= Stuart Bathurst =

English cricketer and cleric

Stuart Eyre Bathurst (10 December 1815 – 15 March 1900) was an English cleric, and a first-class cricketer active 1836–39 who played for Oxford University. He notably switched from being a Church of England priest to become a Roman Catholic one.

== Life ==
Bathurst was born in Marylebone. He was the son of Sir James Bathurst and the grandson of Henry Bathurst, Bishop of Norwich. His grandfather was a nephew of the 1st Earl Bathurst. He appeared in six first-class matches.

Bathurst was educated at Winchester College and Christ Church, Oxford. He later moved to Merton College of which he was a fellow 1839–45. He became a Church of England priest and was rector of Kibworth Beauchamp, Leicestershire.

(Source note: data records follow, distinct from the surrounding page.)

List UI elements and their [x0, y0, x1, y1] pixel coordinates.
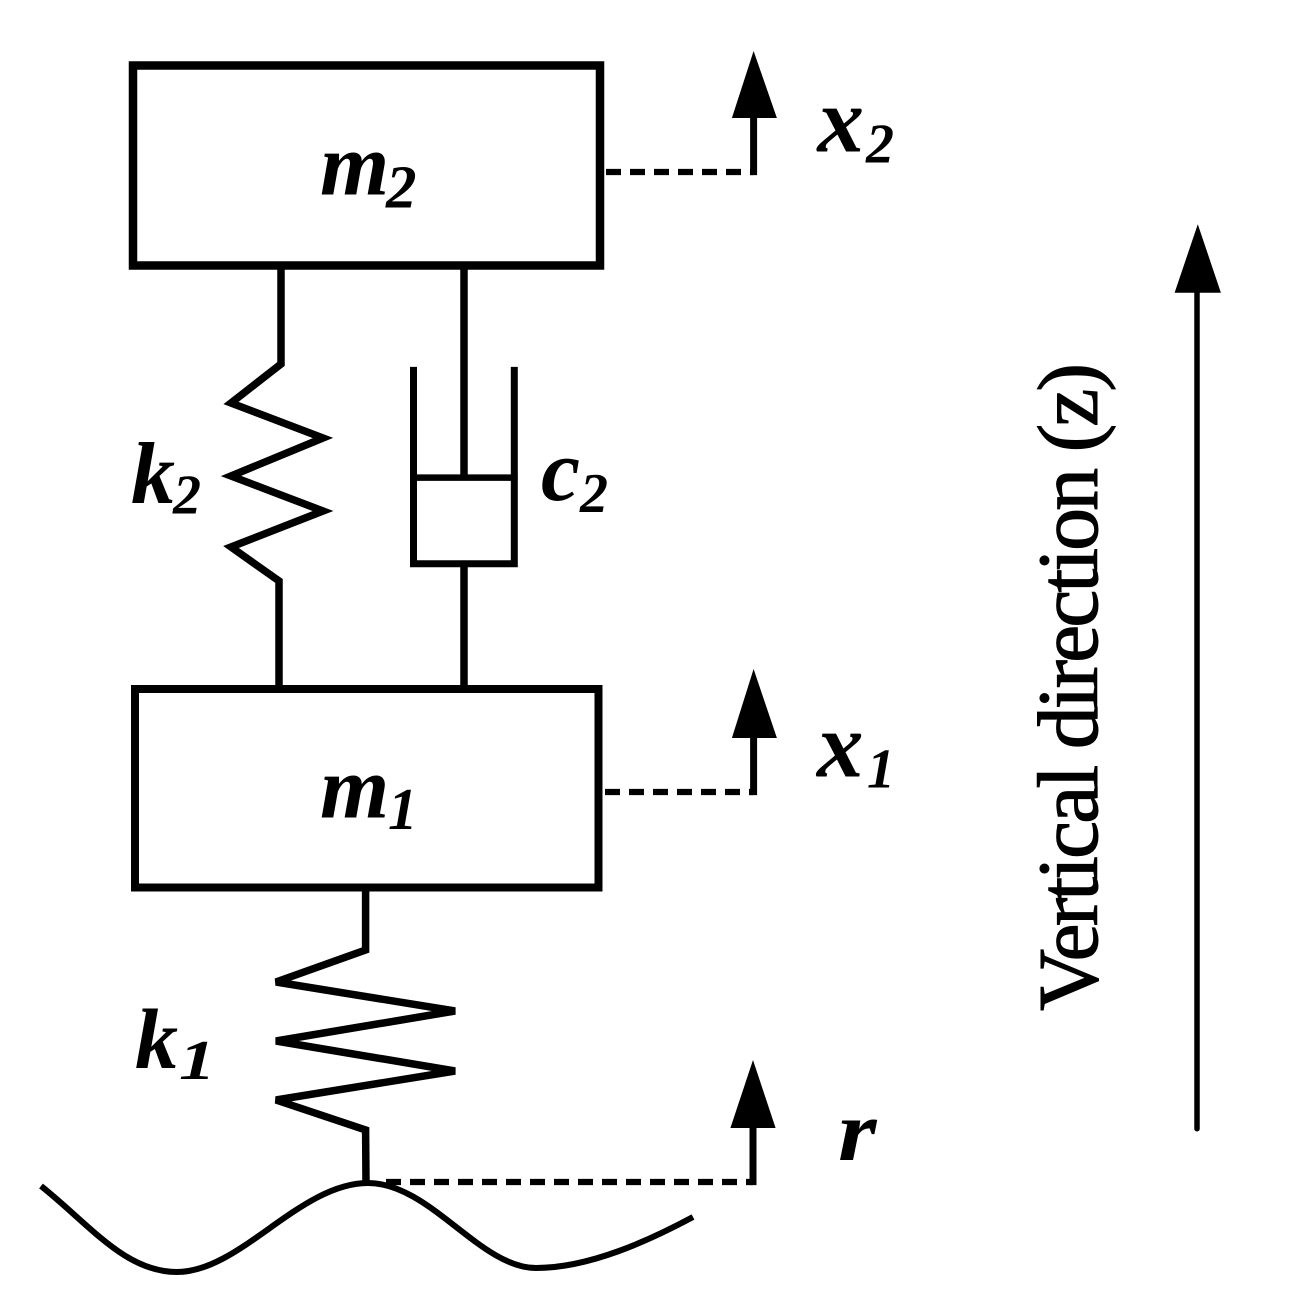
- svg-text:x: x: [815, 695, 864, 798]
- dashed reference line x1: [605, 789, 753, 795]
- svg-text:2: 2: [579, 463, 608, 525]
- label x1: [815, 695, 895, 801]
- dashed reference line x2: [606, 169, 753, 175]
- damper c2 cylinder: [414, 367, 515, 564]
- svg-text:1: 1: [179, 1030, 215, 1092]
- svg-text:k: k: [131, 426, 175, 523]
- vertical direction axis arrow: [1175, 224, 1221, 1128]
- svg-text:1: 1: [867, 739, 895, 801]
- mass m2 label: [320, 117, 417, 222]
- arrow x1: [732, 669, 777, 795]
- arrow x2: [732, 51, 777, 175]
- svg-text:2: 2: [385, 155, 417, 222]
- svg-text:Vertical direction (z): Vertical direction (z): [1020, 363, 1116, 1011]
- svg-text:r: r: [838, 1084, 877, 1180]
- arrow r: [730, 1060, 775, 1185]
- road surface wave: [41, 1183, 693, 1272]
- mass m1 box: [135, 689, 599, 888]
- spring k1: [276, 887, 455, 1183]
- svg-text:m: m: [320, 117, 389, 215]
- svg-text:k: k: [135, 991, 178, 1087]
- dashed reference line r: [386, 1179, 753, 1185]
- damper c2 lower rod: [460, 564, 468, 689]
- label k2: [131, 426, 201, 527]
- damper c2 piston plate: [410, 474, 518, 481]
- svg-text:m: m: [320, 740, 389, 838]
- damper c2 piston rod: [460, 266, 468, 478]
- label x2: [816, 70, 895, 176]
- svg-text:2: 2: [172, 465, 201, 527]
- mass m1 label: [320, 740, 418, 843]
- svg-text:x: x: [816, 70, 865, 173]
- svg-text:c: c: [541, 423, 580, 520]
- label k1: [135, 991, 215, 1092]
- mass m2 box: [133, 66, 600, 266]
- label c2: [541, 423, 608, 525]
- spring k2: [231, 266, 323, 689]
- svg-text:1: 1: [388, 776, 418, 842]
- svg-text:2: 2: [865, 114, 894, 176]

In 1850 he converted to Catholicism under the influence of John Henry Newman. His sister Catherine Bathurst soon followed and she became a leading nun and school founder and a long time correspondent with Newman. Stuart Bathurst became the parish priest at Wednesbury, Staffordshire, then moved to Stone, Staffordshire.

== Death and legacy ==
He died in 1900 in Stone, Staffordshire. Stuart Bathurst Catholic High School in Wednesbury is named after him.